So Ruben Ostlund Made Another Adam McKay Movie...

     I'll put it in writing right here, right now: I do not like "The Square". It is a two and a half hour film with exactly 2 good sequences (Elisabeth Moss fighting over a condom and Terry Notary being an ape, to be precise) and otherwise filled with satire that is both very obvious and not especially funny. It won the Palme D'or. Surely that should have been that. But no, Ruben Östlund, the primary figure in Swedish cinema on the global stage at this moment in time, somehow snagged a second golden palm for... it would be pithy to call it the same thing, but it's darn close. 

 What we have here is a "high concept" but puddle deep satire of rich people. Ruben Östlund thinks that rich people are kind of lame. He thinks this generally, because nobody should have that much wealth, and he thinks specifically that rich people are fake woke hypocrites. These are the exact same things he thought in 2017 when he won his first top prize at Cannes. What we have lost in a few scenes of specific satire targeted at the insular world of art, we replace with literally one single solitary scene targeted at the insular world of male modeling. Otherwise, "Triangle of Sadness" is (stop me if you've heard this one before) a very long comedy that is mildly but not superlatively funny and which doesn't have an awful lot to say about the world besides the fact that the global ultra rich are just, like, lame people. In fewer words, it's an Adam McKay joint.

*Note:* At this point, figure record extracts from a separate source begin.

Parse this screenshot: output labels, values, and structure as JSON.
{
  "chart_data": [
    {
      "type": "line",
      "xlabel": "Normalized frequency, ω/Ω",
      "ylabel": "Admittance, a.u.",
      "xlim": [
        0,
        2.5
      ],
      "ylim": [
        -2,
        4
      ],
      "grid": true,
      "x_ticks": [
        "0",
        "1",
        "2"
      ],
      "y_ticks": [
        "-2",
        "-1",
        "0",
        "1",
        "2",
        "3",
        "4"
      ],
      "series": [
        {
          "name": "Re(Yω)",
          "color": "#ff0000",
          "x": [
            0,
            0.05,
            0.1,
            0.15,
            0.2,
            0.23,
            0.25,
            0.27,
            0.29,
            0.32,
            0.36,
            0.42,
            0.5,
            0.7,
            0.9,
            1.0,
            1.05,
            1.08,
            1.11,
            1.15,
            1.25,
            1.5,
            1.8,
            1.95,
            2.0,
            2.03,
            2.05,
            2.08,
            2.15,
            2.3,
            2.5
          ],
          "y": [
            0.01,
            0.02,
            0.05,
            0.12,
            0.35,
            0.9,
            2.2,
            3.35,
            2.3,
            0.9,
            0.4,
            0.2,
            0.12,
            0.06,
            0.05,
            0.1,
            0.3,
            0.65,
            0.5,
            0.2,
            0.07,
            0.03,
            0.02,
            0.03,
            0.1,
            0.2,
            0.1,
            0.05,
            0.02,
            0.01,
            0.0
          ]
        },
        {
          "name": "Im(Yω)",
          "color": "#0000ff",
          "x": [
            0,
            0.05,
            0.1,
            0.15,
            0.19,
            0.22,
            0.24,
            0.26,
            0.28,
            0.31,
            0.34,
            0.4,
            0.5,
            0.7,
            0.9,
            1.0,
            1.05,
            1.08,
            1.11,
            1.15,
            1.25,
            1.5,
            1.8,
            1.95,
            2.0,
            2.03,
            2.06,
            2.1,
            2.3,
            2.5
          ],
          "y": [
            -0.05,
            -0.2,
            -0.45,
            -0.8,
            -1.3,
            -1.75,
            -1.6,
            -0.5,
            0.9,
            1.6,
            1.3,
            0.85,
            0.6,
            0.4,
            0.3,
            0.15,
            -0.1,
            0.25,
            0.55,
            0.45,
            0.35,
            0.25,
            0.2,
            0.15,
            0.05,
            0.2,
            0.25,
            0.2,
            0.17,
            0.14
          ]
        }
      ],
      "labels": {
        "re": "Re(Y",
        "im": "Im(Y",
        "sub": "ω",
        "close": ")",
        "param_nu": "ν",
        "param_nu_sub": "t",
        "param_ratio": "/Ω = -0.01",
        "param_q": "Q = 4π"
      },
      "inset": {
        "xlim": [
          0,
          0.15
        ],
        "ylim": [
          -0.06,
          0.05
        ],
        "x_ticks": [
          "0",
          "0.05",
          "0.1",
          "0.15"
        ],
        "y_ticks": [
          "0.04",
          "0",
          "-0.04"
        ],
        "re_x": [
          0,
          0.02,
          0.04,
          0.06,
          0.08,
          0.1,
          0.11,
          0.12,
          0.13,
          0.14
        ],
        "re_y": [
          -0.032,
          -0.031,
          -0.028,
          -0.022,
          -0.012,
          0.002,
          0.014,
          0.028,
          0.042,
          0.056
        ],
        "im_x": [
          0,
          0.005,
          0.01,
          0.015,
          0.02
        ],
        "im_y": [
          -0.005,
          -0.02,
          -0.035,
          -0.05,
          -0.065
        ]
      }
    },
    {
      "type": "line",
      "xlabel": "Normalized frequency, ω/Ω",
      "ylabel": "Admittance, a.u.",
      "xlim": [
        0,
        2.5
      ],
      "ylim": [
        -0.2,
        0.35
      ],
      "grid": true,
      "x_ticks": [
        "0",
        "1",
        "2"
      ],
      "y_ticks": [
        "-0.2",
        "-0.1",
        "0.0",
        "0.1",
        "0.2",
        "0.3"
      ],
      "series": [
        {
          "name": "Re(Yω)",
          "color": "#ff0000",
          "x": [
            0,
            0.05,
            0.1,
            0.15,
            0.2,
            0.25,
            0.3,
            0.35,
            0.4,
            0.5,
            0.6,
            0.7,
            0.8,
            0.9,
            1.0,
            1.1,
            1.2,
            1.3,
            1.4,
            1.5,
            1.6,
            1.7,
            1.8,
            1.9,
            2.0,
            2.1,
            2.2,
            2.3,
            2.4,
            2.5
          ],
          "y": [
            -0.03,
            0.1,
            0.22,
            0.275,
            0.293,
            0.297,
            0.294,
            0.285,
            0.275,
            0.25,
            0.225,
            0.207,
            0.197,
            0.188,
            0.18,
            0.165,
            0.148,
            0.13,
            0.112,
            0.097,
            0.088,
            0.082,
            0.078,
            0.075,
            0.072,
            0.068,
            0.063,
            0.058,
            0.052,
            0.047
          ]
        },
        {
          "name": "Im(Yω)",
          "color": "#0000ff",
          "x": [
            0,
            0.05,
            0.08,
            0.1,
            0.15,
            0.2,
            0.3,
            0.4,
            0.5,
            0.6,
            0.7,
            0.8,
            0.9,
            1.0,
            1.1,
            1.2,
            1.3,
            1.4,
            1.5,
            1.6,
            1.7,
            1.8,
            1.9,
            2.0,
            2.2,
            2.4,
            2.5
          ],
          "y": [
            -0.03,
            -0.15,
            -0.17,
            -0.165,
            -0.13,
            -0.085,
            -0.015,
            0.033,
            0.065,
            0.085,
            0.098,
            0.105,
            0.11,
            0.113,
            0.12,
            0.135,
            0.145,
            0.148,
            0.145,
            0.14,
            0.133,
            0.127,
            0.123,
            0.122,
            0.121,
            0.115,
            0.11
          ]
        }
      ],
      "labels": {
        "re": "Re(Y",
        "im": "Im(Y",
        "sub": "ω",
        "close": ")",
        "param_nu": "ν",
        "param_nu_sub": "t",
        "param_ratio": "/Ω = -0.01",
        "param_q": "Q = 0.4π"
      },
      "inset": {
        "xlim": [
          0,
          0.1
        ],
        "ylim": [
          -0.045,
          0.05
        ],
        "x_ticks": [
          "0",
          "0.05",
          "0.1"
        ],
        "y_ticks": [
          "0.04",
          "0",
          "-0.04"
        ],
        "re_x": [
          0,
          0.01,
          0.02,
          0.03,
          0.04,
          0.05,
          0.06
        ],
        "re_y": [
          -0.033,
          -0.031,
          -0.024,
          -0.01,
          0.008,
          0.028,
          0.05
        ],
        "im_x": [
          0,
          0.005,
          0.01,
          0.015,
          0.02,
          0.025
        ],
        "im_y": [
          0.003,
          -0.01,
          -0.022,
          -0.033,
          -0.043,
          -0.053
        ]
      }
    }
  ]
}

 The movie is not bad in the way that some AI-generated blockbusters are bad. Its plotting is inspired; its performances are strong; it's sometimes quite funny; it's about something. If that is your bar for a good movie, and your local AMC only plays a handful of those per year, then you'll probably like "Triangle of Sadness" just fine. But at some point in the film's third act, I had to ask myself who exactly this is for. If you're an American and also the type of person to seek out the film because you're familiar with its Swedish auteur, or because it won a prominent French film festival award, I think it's fair to assume that you probably already hold left wing views. If that's true, then what exactly is the value added of a "satire" that tells you things you already know, in a very obvious manner, with maybe enough laughs to sustain 1.5 hours but certainly not enough to hold fort for 2.5? "Vice" and "Don't Look Up" are the only recent comparisons I can think of - movies that in theory are super ambitious, but on the screen are just mildly funny diversions meant to tell the audience things that the audience already believes. None of McKay's films, and none of Östlund's, made me think about the world in a different way. If you fundamentally disagree with the premise here, if you think Östlund's old British couple who manufacture hand grenades are cool people who deserve their riches for making an in-demand product... you're never going to spend 150 minutes of your life watching a Swedish art film whose main selling point is winning a festival award? The most generous selling point "Triangle" has in the states is A- list star Woody Harrelson, a politically-incoherent-ostensibly-leftist celebrity, playing, well, a politically incoherent ostensibly leftist yacht captain, for maybe half an hour of screen time. How much of this is Östlund's fault, I don't know, perhaps that's a fair question. But it's what I focused on in my screening, populated with older people who mostly enjoyed the gross-out sequences and younger hipster types who didn't seem to find it very funny.

 This is a film stacked with so many obvious flaws (Östlund always goes for the cheapest possible joke when targeting millennial influencers, the dynamics of a lower class janitor taking power in the third act are never meaningfully explored) that people might be tempted to overlook the main flaw: it has "correct" ideas but without an interesting or unique way of expressing them. The script never really gives you a reason to dislike the people who end up on its luxury yacht, except for the assumption that you yourself are bringing a dislike of the kind of people who would end up on a luxury yacht. The wide but not deep approach to characters results in a main couple that both read as blank personality voids and a group of yacht passengers that will (somehow, literally) read Ronald Reagan quotes off of cell phones to prove how capitalist they are to the audience. Again, virtually all of these complaints boil down to "I wish Östlund did X in the writing process", and not "this is bad filmmaking", but I am very much not a fan of "Triangle of Sadness". It's a shallow film about shallow people, because making a deeper film (or even an equally mediocre film about deeper people) would have been much harder.